This award recognises excellent research and writing by early career scholars in the areas covered by the Palestine Exploration Quarterly. Since Prof. Philip Davies was strongly committed to mentoring early career scholars and to innovation in publishing, this award appropriately reflects two of his greatest contributions to the field. The award is funded through the generosity of Routledge/Taylor & Francis in memory of Davies and in recognition of his contribution to scholarship and to publishing during his lifetime.
2019 Winner: Dr Matthew Susnow, Hebrew University of Jerusalem
The Palestine Exploration Fund is pleased to announce that Dr Matthew Susnow’s entry—‘Liminality and Canaanite Cultic Spaces: Temple Entrances, Status Transformations and Ritual in Threshold Contexts’—has been selected for the 2019 Davies Award. Dr Susnow summarised the essay thus:
This article investigates the applicability of the concept of liminality to the archaeological analysis of temple thresholds, with a primary focus on the Bronze Age southern Levant. Previously, studies on cultic spaces have emphasized temple cellas as the central focal point of ritual. In contrast, ritual performed at temple thresholds has largely been an ignored phenomenon. This study presents theoretical, textual, and archaeological data to support the argument that thresholds, in general, elicited ritual activity, and that within temple contexts, a wide range of rituals were conducted and offerings presented. After investigating the topic of liminality in rites of passage, an array of ANE texts will be used to shed light on threshold rituals. This is followed by a presentation of archaeological studies that have attempted to apply the concept of liminality to the archaeological record. Bronze Age temples from two sites, Lachish and Hazor, will be used as case studies to investigate whether there is evidence from the southern Levant for ritual in entrances and thresholds. The results of this study demonstrate that temple thresholds in Canaan did in fact function as liminal spaces within which ritual was conducted. Additionally, this study identifies an important distinction between rituals that were performed in the liminal space of thresholds and those that were performed in the temple’s cella. Ritual in the cella was theocentric, with the primary focus on the deity, while ritual at thresholds was anthropocentric, concerned with humans and their status transformations.

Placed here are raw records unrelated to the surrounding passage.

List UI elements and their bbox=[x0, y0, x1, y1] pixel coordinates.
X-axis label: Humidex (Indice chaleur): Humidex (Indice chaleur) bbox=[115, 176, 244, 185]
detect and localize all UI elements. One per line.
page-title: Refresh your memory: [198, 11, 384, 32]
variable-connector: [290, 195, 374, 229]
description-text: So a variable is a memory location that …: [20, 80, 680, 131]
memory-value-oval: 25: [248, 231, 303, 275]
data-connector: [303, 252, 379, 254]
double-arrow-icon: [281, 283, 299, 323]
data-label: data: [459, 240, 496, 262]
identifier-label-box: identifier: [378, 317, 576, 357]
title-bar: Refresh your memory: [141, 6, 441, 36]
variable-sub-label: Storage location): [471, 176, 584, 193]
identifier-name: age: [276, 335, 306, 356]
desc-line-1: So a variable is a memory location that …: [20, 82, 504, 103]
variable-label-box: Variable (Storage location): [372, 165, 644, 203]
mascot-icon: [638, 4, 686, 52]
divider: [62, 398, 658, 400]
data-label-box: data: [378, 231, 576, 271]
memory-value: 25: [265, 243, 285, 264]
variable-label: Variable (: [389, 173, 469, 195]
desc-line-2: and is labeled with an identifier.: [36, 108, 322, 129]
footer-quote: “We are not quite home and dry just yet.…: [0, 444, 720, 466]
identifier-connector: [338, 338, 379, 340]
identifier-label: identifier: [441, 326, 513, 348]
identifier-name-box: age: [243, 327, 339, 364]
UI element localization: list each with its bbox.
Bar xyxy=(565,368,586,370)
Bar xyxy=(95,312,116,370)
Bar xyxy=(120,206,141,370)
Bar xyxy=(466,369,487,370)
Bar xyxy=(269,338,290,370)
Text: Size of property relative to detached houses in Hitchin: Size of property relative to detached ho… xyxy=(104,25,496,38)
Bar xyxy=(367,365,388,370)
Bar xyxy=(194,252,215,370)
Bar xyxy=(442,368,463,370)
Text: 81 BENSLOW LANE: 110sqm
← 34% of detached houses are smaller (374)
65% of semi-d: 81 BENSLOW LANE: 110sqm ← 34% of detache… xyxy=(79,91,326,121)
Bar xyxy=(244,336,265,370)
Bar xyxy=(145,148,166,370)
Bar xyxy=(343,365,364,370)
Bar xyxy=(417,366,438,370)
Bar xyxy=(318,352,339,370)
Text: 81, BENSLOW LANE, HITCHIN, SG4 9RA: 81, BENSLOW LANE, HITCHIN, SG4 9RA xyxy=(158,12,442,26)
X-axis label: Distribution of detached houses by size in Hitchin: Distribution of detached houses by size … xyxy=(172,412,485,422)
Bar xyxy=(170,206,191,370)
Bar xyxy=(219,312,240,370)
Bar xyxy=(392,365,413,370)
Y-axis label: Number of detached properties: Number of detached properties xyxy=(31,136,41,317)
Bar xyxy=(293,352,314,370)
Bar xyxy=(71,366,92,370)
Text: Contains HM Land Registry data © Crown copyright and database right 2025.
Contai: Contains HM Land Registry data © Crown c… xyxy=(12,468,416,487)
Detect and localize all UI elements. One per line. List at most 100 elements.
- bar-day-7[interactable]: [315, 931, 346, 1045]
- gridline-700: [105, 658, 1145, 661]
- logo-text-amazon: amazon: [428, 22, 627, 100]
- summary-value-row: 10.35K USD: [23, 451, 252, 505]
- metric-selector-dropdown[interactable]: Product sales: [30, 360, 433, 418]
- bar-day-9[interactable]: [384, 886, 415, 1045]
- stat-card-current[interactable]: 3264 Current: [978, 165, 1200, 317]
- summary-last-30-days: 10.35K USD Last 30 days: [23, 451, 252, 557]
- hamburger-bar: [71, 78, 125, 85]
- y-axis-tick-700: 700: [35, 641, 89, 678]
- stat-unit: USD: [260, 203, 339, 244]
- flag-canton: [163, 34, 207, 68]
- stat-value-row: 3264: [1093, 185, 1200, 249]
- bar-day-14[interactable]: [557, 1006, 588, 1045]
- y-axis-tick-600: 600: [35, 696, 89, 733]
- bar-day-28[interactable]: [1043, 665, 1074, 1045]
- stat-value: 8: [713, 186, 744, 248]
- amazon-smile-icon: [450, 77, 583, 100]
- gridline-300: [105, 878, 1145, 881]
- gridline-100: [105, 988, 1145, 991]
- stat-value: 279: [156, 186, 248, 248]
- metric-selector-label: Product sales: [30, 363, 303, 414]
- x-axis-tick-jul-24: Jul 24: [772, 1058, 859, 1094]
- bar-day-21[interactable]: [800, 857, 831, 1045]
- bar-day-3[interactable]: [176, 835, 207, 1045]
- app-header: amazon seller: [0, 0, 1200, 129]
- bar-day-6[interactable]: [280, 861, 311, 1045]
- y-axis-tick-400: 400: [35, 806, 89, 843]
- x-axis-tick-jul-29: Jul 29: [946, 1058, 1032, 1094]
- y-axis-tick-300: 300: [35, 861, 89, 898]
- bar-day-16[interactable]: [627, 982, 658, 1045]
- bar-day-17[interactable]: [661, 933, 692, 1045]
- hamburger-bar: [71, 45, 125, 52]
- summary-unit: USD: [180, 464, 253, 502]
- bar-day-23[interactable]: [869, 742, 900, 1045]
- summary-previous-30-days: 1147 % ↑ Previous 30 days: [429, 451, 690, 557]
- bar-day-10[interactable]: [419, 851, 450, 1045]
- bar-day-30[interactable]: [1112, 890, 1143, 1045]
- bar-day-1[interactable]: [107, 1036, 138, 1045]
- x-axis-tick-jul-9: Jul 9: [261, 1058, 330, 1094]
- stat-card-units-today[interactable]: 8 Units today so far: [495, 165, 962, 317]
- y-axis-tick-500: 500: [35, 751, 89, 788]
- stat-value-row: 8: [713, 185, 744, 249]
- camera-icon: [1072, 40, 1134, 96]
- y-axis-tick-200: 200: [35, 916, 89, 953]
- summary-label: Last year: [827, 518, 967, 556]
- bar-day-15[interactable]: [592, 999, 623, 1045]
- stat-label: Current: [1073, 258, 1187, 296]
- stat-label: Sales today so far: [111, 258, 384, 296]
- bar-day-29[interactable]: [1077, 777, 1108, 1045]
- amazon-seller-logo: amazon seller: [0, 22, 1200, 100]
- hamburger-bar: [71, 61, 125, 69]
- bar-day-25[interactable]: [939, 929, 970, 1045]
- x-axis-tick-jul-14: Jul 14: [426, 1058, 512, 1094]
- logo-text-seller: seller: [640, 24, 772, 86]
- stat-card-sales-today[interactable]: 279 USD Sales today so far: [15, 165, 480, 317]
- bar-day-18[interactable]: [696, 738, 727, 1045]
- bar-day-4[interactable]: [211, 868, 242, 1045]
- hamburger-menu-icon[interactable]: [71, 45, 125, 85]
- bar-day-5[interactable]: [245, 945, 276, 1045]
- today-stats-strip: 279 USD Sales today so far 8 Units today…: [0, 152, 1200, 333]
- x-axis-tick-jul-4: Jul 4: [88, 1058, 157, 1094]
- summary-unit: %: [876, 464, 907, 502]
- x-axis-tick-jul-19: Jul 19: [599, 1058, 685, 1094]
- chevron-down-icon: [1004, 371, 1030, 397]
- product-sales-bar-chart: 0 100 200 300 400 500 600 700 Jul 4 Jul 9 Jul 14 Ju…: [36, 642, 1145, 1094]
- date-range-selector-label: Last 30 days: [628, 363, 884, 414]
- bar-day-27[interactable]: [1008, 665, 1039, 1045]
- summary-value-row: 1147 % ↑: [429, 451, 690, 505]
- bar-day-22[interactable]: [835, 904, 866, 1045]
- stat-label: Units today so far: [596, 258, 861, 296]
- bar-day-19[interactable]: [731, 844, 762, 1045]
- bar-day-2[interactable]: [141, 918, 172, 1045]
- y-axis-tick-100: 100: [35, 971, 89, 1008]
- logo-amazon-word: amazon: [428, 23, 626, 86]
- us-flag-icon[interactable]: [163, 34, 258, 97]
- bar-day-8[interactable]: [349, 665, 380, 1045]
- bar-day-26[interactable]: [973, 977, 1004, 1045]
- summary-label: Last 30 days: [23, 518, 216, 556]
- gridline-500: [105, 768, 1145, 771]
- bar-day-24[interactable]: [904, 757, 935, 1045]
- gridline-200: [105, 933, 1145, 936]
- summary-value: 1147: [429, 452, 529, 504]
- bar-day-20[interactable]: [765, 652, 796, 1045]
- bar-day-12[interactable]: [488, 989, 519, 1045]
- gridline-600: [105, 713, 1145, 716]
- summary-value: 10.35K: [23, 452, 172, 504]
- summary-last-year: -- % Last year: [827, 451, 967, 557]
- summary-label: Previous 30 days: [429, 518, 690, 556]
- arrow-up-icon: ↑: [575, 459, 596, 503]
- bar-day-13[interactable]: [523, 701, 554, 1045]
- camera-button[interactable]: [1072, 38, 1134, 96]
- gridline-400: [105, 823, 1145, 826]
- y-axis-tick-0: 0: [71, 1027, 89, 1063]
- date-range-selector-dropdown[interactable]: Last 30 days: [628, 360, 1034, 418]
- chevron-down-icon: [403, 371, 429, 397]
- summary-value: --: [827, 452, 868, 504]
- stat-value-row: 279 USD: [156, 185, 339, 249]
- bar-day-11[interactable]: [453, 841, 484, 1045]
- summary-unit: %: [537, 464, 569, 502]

The Palestine Exploration Fund is pleased to announce that Dr Michael Zellmann-Rohrer’s entry—‘Something borrowed, something new? Semitic loanwords and transcriptions in the Greek epigraphy of Palestine and Arabia’—has been selected as the first runner-up in the competition. Dr Zellmann-Rohrer-Rohrer summarised the entry as follows:
This article considers Semitic loanwords and transcriptions in the Greek epigraphy of the southern Levant, roughly corresponding to the Roman provinces of Judaea- Palaestina and Arabia, through three case studies entailing Hebrew, Aramaic, and Arabic as source languages. The texts are a bilingual Hebrew-Greek ossuary inscription from a burial cave in Jerusalem; a Greek mosaic inscription from the cathedral church of Madaba; and a bilingual Greek-Old Arabic rock-cut graffito from Wadi Salma in north-west Arabia. This consideration complements a similar survey for Syria and Phoenicia by J.-B. Yon and reinforces his conclusion of a connection between loanwords and epichoric religious traditions. It also provides a counterpoint to the more recent study of J. Price and S. Naeh, who associate transcription with ‘marginality’ and ‘liminality’; the cases assembled here show that, at least for the inscribers, the practice was instead centrally integrated with religion and culture.
Congratulations to both Drs Sunsnow and Zellmann-Rohrer. The Palestine Exploration Fund is pleased to support their work, and that of many early career scholars in the future, through this award. Details of the 2020 Davies Award will be available soon.